The ISC and DNS libraries have a common way of looking at errors and
other non-success results. An "expected" result is something that can
happen in the ordinary course of using a function, that is not very
improbable, and that the caller might care to know. For example, a
function which opens a file must have a way to say "file not found"
and "permission denied".
Other kinds of errors are "unexpected". For example, an I/O error
might occur. When an unexpected error occurs, we want to be able to
log the information, but we don't want to translate every
operating-system-specific error code into and ISC_R_ or DNS_R_ code
because the are too many of them, and they aren't meaningful to
clients anyway (they're unexpected errors). If we were using a
language where we could throw an exception, we'd do that. Since we're
not, we call UNEXPECTED_ERROR(). E.g.
#include <isc/error.h>
void foo() {
if (some_unix_thang() < 0) {
UNEXPECTED_ERROR(__FILE__, __LINE__,
"some_unix_thang() failed: %s",
strerror(errno));
return (ISC_R_UNEXPECTED);
}
}
The UNEXPECTED error routine may be specified by the calling application. It
will log the error somehow (e.g. via. syslog, or printing to stderr).
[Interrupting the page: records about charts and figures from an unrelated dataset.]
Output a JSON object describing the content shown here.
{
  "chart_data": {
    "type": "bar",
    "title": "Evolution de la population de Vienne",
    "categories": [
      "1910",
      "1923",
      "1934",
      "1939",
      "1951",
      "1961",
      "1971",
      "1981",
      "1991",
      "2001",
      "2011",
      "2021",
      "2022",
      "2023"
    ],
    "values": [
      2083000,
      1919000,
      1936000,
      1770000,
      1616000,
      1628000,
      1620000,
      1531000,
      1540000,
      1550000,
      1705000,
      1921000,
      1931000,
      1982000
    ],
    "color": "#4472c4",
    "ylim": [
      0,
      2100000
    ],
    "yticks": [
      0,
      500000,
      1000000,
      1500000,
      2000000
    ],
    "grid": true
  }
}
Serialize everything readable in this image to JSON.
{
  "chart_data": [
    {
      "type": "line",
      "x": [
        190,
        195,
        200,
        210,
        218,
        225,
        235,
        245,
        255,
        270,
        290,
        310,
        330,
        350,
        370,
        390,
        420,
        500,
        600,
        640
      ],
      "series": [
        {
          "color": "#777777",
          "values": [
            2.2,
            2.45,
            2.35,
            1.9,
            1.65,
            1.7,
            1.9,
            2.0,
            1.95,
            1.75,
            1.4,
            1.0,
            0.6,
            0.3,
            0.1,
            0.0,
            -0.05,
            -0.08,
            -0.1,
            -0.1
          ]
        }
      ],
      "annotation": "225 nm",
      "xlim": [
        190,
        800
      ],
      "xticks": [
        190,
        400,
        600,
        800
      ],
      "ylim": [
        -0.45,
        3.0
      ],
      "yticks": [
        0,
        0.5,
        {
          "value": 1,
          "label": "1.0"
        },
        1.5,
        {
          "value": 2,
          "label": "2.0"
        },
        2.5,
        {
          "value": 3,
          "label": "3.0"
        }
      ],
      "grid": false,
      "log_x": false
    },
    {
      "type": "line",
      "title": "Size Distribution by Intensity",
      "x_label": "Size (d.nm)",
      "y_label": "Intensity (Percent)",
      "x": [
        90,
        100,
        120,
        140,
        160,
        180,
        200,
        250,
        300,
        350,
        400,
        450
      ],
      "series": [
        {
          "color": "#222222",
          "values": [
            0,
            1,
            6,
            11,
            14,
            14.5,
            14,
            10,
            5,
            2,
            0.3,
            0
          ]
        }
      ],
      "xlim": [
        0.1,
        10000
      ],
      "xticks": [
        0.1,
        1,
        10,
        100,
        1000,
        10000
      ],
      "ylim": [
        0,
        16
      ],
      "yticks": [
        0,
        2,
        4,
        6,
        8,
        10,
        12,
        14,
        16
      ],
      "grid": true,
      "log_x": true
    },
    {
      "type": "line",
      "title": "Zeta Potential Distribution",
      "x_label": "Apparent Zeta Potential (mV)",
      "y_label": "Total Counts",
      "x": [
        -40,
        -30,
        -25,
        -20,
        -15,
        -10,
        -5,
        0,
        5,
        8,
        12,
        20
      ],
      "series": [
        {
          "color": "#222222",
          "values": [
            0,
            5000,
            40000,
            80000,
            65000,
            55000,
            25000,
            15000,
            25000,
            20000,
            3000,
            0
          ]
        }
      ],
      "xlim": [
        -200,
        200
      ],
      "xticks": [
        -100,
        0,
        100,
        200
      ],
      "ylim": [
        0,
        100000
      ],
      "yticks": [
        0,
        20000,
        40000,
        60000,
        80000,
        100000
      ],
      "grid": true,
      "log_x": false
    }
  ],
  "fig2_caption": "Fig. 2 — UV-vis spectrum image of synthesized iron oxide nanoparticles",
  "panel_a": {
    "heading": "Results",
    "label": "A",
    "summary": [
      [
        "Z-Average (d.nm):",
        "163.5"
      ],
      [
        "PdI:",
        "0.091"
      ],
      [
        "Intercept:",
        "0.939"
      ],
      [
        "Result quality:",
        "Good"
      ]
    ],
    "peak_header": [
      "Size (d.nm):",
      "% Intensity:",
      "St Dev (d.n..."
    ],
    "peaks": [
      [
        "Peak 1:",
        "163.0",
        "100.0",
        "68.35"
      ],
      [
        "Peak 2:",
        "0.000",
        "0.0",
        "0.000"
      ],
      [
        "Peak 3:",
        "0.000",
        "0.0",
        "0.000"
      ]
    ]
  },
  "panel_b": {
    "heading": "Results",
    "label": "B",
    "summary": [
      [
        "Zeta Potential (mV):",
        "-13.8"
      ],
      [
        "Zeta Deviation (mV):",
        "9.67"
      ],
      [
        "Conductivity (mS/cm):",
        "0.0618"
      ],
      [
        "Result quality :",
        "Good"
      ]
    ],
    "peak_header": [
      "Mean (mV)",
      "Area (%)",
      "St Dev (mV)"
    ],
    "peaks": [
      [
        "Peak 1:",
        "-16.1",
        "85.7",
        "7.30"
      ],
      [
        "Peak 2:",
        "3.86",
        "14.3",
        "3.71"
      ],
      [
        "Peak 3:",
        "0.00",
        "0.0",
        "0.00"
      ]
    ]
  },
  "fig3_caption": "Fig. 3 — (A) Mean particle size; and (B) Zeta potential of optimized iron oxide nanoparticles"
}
This method is a compromise. It makes useful error information available,
but avoids the complexity of a more sophisticated multi-library "error table"
scheme.
In the (rare) situation where a library routine encounters a fatal error and
has no way of reporting the error to the application, the library may call
FATAL_ERROR(). This will log the problem and then terminate the application.